Mal lehnt sich Manson der übergeordneten Stimmung folgend catchy (aber etwas zu lange) an Heart Shaped Box (No Funeral Without Applause) oder sucht mit Synths das Epische (As Sick as the Secrets Within). Nod If You Understand stampft aggressiver nach vorne gehend mit Biss und Feuer unterm Hintern (wobei gerade das Finale zeigt, dass der Sound mehr dreckige Gefährlichkeit vertragen hätte können), wohingegen das selbstreferentielle Sacrilegio
In Death Is Not a Costume wechseln die Synth-Strophe und der Alt Rock-Refrain ohne prägnanten Eindruck zu hinterlassen, doch wenn das Formatradio noch an Marilyn Manson Interesse hätte, wäre nicht nur der Poprock des gefälligen Meet Me in Purgatory oder (dem auf seine blamablen „Hey!
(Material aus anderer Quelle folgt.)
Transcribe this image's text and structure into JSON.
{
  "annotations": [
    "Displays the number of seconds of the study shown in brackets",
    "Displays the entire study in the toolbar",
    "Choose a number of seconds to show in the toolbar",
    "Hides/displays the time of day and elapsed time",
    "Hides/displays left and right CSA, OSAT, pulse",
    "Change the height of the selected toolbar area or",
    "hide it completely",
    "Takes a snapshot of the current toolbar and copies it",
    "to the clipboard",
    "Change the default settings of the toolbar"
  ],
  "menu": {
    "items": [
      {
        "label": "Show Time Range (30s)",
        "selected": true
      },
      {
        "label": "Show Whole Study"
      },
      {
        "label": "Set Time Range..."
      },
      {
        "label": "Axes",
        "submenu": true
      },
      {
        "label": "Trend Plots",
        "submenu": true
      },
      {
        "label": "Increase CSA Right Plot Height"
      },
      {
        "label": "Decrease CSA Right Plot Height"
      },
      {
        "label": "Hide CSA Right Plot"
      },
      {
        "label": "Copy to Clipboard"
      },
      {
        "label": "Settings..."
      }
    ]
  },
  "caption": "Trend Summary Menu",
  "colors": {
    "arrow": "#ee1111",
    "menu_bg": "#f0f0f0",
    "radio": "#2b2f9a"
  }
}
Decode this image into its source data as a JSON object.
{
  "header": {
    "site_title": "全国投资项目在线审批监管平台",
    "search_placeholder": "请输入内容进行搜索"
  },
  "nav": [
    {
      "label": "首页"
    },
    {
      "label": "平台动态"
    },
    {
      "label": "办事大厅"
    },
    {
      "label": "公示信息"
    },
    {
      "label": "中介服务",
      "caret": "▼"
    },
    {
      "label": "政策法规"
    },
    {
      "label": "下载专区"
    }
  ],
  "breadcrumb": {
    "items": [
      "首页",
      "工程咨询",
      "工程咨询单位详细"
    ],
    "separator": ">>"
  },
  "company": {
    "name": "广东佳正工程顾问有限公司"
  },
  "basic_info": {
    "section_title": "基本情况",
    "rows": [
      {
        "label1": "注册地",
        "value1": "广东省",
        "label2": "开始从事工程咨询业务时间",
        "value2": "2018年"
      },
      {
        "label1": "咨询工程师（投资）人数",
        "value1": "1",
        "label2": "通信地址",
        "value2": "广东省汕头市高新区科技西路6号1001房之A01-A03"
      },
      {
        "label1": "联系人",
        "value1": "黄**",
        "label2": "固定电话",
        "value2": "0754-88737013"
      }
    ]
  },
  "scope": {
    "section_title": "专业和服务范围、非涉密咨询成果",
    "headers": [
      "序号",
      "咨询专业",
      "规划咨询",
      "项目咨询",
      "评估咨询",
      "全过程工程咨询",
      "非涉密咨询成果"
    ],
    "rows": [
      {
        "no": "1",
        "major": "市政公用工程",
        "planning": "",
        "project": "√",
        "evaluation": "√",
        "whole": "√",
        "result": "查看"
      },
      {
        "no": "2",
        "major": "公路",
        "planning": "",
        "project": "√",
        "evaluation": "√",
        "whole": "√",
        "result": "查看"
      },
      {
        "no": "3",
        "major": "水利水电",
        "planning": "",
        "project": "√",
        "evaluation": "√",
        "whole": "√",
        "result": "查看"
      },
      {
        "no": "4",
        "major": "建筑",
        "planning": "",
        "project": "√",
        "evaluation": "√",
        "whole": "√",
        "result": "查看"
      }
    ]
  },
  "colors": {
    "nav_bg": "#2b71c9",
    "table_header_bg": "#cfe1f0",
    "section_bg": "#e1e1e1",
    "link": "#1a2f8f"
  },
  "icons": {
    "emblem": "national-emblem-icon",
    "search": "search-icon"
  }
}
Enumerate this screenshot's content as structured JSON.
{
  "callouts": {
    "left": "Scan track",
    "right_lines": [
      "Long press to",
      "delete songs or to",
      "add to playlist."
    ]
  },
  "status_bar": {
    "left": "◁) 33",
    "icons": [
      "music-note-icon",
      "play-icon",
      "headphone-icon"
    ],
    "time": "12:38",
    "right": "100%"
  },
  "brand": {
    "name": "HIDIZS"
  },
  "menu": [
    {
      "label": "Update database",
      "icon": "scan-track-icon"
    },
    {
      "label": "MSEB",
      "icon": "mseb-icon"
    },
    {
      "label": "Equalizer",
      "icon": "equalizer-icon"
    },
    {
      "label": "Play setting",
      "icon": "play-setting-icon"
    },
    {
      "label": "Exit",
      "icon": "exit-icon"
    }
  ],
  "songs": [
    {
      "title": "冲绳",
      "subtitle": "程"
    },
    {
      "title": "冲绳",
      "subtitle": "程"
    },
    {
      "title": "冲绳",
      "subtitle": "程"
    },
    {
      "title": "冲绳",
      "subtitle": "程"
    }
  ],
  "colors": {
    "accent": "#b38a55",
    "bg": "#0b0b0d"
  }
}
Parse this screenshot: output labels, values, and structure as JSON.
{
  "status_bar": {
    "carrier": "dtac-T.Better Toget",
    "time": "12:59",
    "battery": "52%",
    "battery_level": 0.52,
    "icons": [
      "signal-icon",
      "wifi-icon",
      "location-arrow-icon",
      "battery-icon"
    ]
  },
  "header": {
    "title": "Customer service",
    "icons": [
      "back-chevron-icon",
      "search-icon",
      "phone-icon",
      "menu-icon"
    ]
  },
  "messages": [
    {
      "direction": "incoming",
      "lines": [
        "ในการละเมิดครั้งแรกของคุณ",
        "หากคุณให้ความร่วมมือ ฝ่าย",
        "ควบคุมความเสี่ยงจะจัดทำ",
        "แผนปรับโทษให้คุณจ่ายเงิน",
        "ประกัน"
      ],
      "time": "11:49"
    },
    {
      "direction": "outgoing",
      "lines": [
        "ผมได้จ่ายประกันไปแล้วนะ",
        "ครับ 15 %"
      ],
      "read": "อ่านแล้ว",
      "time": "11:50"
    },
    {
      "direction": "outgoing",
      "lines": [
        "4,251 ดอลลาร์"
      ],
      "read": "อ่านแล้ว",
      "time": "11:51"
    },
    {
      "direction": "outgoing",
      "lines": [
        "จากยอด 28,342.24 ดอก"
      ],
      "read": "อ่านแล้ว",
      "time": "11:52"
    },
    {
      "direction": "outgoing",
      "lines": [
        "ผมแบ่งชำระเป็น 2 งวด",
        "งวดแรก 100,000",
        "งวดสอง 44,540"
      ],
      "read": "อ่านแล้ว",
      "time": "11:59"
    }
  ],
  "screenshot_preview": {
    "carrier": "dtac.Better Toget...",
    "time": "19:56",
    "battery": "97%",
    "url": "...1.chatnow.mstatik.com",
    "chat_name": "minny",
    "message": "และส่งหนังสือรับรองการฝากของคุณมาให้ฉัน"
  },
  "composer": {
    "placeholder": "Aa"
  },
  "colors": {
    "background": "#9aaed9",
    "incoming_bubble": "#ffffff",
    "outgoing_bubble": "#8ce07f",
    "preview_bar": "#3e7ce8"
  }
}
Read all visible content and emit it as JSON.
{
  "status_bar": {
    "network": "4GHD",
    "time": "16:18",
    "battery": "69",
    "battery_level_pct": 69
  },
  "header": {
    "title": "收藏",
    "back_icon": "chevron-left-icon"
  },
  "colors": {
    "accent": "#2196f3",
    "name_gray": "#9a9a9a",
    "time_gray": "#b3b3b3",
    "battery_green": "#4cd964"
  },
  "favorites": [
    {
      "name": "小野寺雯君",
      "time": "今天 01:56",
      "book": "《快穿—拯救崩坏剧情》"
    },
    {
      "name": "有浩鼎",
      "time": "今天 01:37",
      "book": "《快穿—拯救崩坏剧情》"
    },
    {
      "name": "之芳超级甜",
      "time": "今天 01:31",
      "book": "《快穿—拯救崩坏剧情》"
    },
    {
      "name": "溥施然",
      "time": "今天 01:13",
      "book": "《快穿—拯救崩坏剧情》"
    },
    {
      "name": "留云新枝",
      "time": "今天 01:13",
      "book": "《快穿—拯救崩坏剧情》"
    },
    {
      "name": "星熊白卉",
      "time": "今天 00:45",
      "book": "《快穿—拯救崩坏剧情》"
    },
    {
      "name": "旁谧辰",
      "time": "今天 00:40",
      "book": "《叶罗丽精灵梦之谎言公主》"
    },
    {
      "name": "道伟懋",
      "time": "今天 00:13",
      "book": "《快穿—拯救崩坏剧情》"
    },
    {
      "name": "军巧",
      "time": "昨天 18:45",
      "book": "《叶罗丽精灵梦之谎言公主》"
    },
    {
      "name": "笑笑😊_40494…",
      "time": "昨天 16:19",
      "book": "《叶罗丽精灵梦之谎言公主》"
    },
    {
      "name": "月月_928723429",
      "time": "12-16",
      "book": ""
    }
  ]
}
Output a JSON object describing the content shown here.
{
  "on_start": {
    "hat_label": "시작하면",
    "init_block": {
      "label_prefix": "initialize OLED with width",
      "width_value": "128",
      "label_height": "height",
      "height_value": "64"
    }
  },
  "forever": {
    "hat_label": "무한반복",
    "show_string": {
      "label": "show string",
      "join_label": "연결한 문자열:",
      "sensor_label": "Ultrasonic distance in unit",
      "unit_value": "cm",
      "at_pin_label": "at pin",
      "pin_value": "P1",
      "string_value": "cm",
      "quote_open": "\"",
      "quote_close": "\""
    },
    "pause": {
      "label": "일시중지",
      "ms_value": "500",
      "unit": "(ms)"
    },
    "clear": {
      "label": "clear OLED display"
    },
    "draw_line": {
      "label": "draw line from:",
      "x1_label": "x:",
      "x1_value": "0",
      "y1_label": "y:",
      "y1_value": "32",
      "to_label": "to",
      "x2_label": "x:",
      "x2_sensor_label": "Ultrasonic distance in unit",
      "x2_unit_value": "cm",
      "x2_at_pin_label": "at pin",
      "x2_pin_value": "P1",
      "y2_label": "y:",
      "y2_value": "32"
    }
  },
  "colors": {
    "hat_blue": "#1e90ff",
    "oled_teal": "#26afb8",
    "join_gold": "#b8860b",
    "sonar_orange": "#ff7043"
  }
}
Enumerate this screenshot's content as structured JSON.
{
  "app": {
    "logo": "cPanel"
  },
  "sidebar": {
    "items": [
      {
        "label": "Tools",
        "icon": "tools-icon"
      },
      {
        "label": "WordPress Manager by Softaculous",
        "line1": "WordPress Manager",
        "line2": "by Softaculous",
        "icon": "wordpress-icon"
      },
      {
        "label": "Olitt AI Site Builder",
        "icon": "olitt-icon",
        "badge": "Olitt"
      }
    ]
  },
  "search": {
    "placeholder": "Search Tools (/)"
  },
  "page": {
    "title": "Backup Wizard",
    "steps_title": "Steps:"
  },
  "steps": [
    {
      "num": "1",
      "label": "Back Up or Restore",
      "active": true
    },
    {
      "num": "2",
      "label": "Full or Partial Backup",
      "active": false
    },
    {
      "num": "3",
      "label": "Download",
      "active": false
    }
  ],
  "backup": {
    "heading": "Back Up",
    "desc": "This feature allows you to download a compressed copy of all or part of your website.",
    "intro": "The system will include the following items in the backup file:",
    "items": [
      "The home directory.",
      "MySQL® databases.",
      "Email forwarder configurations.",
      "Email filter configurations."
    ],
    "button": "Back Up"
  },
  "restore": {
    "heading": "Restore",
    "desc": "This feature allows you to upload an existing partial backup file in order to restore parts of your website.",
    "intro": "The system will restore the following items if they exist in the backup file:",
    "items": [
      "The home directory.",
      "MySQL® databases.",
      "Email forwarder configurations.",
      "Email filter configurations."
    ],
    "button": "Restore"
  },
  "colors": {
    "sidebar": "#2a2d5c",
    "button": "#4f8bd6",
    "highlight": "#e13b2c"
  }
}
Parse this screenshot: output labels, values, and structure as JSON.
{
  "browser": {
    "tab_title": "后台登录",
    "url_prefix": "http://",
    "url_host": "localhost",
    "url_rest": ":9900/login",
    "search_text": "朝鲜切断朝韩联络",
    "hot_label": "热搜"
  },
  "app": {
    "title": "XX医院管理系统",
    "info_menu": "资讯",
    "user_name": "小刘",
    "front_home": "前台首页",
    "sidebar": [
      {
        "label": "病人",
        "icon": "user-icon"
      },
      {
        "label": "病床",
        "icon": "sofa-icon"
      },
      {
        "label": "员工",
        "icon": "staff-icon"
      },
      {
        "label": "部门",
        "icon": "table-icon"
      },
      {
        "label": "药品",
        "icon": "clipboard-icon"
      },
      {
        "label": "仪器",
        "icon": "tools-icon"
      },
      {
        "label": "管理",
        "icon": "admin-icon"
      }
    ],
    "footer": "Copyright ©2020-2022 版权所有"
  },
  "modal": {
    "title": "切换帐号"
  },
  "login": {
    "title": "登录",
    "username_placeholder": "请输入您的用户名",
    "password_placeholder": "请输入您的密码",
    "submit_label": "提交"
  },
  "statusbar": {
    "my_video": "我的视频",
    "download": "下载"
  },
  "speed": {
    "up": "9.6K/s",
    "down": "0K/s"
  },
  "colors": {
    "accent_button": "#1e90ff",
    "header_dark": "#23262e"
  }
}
Hey!“s verzichten hätte könnenden) Raise the Red Flag zuverlässige Kandidaten für die Rotation: dass die Vorabsingles von One Assassination Under God – Chapter 1 relativ erfolgreich waren, kommt nicht von ungefähr.
Auch wenn die Texte dabei den Hang zur selbtmitleidigen Nabelschau samt Märtyrer-Komplex anheim fallen, und One Assassination Under God – Chapter 1 auf emotionaler Ebene nicht restlos packt, weil das zwingende Momentum in der überlegten Herangehensweise fehlt, haben wir es hier neben The Pale Emperor eben doch mit dem besten Post-Holy Wood-Manson-Werk zu tun.